We note some exponential behavior for the full dataset template curve, while the BITS times grow linearly. Let’s investigate further with a loglog plot.

from scipy.optimize import curve_fit

## log plotting
plt.figure(figsize=(5,4))
plt.plot(np.log(dp), np.log(BITS_times), 'o', label='BITS')
plt.plot(np.log(dp), np.log(full_times), 'o', label='Full Dataset Template')
plt.legend(loc=0)

## curve-fitting
def linear(x, m, b):
    return m*x + b

popt, pcov = scipy.optimize.curve_fit(linear, np.log(dp), np.log(BITS_times))
plt.plot(np.log(dp), linear(np.log(dp), popt[0], popt[1]), 'k--')
print('BITS fit: y = %.3f*m + %.3f'%(np.round(popt[0],3), np.round(popt[1],3)))

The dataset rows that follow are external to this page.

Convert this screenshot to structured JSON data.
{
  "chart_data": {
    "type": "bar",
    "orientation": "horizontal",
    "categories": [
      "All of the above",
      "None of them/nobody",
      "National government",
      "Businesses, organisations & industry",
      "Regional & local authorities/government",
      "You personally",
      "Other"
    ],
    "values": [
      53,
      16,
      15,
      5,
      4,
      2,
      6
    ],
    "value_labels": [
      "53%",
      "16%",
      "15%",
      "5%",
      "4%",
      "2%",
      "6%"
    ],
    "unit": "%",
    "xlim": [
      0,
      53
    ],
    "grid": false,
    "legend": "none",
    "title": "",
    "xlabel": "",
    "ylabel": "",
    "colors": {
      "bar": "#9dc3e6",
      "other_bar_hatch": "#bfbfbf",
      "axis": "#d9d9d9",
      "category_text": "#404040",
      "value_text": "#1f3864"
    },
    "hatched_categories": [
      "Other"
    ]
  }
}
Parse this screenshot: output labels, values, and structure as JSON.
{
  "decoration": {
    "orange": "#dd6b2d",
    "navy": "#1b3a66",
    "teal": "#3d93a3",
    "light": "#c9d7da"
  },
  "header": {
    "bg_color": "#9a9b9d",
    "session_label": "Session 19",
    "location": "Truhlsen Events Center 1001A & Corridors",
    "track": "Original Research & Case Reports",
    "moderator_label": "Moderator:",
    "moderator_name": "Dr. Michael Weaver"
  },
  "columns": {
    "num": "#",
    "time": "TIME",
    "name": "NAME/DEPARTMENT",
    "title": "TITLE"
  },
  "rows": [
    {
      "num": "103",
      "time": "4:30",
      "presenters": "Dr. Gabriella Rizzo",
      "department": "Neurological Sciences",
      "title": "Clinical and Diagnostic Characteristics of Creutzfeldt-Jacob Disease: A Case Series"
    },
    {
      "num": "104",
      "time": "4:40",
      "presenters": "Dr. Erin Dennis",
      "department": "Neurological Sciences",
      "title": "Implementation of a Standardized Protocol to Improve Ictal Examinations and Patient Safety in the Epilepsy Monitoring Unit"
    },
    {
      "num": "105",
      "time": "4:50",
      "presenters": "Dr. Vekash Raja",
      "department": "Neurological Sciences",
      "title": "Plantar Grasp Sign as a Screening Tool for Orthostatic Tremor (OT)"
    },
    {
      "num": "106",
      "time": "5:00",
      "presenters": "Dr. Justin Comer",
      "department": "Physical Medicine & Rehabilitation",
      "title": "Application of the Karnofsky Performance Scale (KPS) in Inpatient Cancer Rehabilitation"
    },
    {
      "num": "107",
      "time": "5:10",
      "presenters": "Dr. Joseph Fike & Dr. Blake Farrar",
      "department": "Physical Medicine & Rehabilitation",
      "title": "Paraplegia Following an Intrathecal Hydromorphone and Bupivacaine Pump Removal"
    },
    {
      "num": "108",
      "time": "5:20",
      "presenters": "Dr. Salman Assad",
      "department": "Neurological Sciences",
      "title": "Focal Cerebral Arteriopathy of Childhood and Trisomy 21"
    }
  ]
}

popt, pcov = scipy.optimize.curve_fit(linear, np.log(dp), np.log(full_times))
plt.plot(np.log(dp), linear(np.log(dp), popt[0], popt[1]), 'k--')
print('Full Dataset Template fit: y = %.3f*m + %.3f'%(np.round(popt[0],3), np.round(popt[1],3)))

## finishing up plot
#plt.title('Log-Log Plot');
plt.xlabel('Log(N)')
plt.ylabel('Log(Run Time) (s)')
plt.savefig('/home/anjali/Documents/BITS_figures/2Features_loglog.pdf')
BITS fit: y = 1.009*m + -14.301
Full Dataset Template fit: y = 2.908*m + -18.446

After fitting, we see that our Big-\(\mathcal{O}\) predictions are empirically confirmed. The BITS slope is \(\approx 1\) which matches \(\mathcal{O}(CN) = \mathcal{O}(N)\), while the full dataset slope is \(\approx 3\) which matches \(\mathcal{O}(N^{R+1}) = \mathcal{O}(N^{3})\).